ALL'INTERNO DEL

Menabò n. 197/2023

15 Luglio 2023

Il dissesto finanziario degli enti locali in oltre trent’anni di normativa

Cristiana Fiorelli e Carolina Serpieri si occupano del dissesto finanziario degli enti locali italiani. Dopo aver ricordato che la relativa procedura ha subito varie modifiche normative dal 1989 ad oggi, mostrano che il fenomeno - concentrato nel Mezzogiorno - ha seguito un andamento oscillante: in diminuzione dall’inizio degli anni duemila, in aumento nell'ultimo decennio. Secondo le autrici l’evoluzione della normativa ha influito su questa dinamica e le tendenze recenti segnalano che il quadro normativo è ancora poco efficace.

Dal 1989 al 2022, oltre 700 dichiarazioni di dissesto finanziario hanno interessato i comuni italiani di piccole e medie dimensioni (fino a 60.000 abitanti). Le procedure di dissesto attivate dagli enti locali hanno registrato un andamento altalenante nel tempo. Inoltre, la distribuzione geografica del fenomeno mette in evidenza il cosiddetto “divario Nord-Sud”, mostrando una chiara concentrazione di dissesti tra i comuni del Mezzogiorno con oltre l’80 per cento del totale dei default dichiarati. 

La dinamica delle procedure di dissesto può in parte essere ricondotta al quadro normativo che, a partire dalla sua istituzione nel 1989, si è affermato per esercitare un controllo sui bilanci finanziari degli enti locali. Nel corso degli anni, il legislatore è intervenuto più volte apportando modifiche all’apparato normativo di riferimento, tra cui l’introduzione di status preventivi, come il predissesto ovvero riequilibrio finanziario pluriennale. 

Tre interventi normativi sostanziali contribuiscono a spiegare, anche se non in maniera del tutto esaustiva e univoca, la dinamica del dissesto finanziario.

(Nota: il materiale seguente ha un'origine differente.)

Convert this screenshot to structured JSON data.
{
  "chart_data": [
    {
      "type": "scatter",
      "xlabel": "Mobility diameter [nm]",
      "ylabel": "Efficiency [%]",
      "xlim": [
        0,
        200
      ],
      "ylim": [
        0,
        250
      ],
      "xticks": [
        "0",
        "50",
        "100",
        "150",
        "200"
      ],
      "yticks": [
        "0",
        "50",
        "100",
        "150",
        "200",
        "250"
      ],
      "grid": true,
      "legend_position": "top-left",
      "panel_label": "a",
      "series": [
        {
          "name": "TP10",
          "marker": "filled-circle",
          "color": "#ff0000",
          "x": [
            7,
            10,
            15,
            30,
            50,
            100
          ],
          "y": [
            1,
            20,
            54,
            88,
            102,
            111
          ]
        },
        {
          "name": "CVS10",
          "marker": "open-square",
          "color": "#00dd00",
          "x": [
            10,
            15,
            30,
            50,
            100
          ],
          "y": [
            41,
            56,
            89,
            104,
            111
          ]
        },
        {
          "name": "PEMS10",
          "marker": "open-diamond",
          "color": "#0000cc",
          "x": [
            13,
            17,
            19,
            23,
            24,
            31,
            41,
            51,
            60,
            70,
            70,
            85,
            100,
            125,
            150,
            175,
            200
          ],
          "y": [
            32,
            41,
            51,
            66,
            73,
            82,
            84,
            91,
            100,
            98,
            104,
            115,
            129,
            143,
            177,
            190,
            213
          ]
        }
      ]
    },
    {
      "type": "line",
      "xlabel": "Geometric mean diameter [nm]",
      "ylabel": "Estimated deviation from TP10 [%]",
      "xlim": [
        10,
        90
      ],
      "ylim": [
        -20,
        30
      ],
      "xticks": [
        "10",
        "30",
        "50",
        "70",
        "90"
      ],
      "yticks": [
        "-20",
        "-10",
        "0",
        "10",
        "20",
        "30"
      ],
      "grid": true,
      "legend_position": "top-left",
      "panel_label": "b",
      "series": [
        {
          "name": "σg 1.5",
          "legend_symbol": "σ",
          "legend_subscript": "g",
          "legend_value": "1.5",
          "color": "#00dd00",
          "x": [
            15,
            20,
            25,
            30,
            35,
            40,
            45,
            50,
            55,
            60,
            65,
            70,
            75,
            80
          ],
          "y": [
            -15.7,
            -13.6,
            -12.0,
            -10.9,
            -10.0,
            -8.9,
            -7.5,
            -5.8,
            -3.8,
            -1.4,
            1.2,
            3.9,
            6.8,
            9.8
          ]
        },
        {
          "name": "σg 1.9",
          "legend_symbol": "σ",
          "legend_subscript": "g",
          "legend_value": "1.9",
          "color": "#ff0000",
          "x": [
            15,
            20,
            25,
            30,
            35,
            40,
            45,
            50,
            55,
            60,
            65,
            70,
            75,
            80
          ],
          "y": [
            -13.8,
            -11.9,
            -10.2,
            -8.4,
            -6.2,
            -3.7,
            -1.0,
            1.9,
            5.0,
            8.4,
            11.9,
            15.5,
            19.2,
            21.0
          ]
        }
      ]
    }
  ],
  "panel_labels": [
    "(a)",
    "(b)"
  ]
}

Il primo intervento, introdotto dalla legge n. 144/1989, istituisce una procedura complessa per l’accertamento e il pagamento dei debiti e il recupero finanziario ed è caratterizzata dalla clausola di bail-out. In particolare, era previsto che l’ente dissestato potesse contrarre un mutuo, garantito dallo Stato, con la Cassa Depositi e Prestiti al fine di rifinanziare l’indebitamento pregresso. La facilità con cui gli enti locali facevano ricorso a tale procedura, riconducibile ad un comportamento di tipo azzardo morale, dato l’onere interamente a carico dello Stato, e i ripetuti inadempimenti imposti per far fronte alla gestione ordinaria, hanno indotto il legislatore a intervenire nuovamente.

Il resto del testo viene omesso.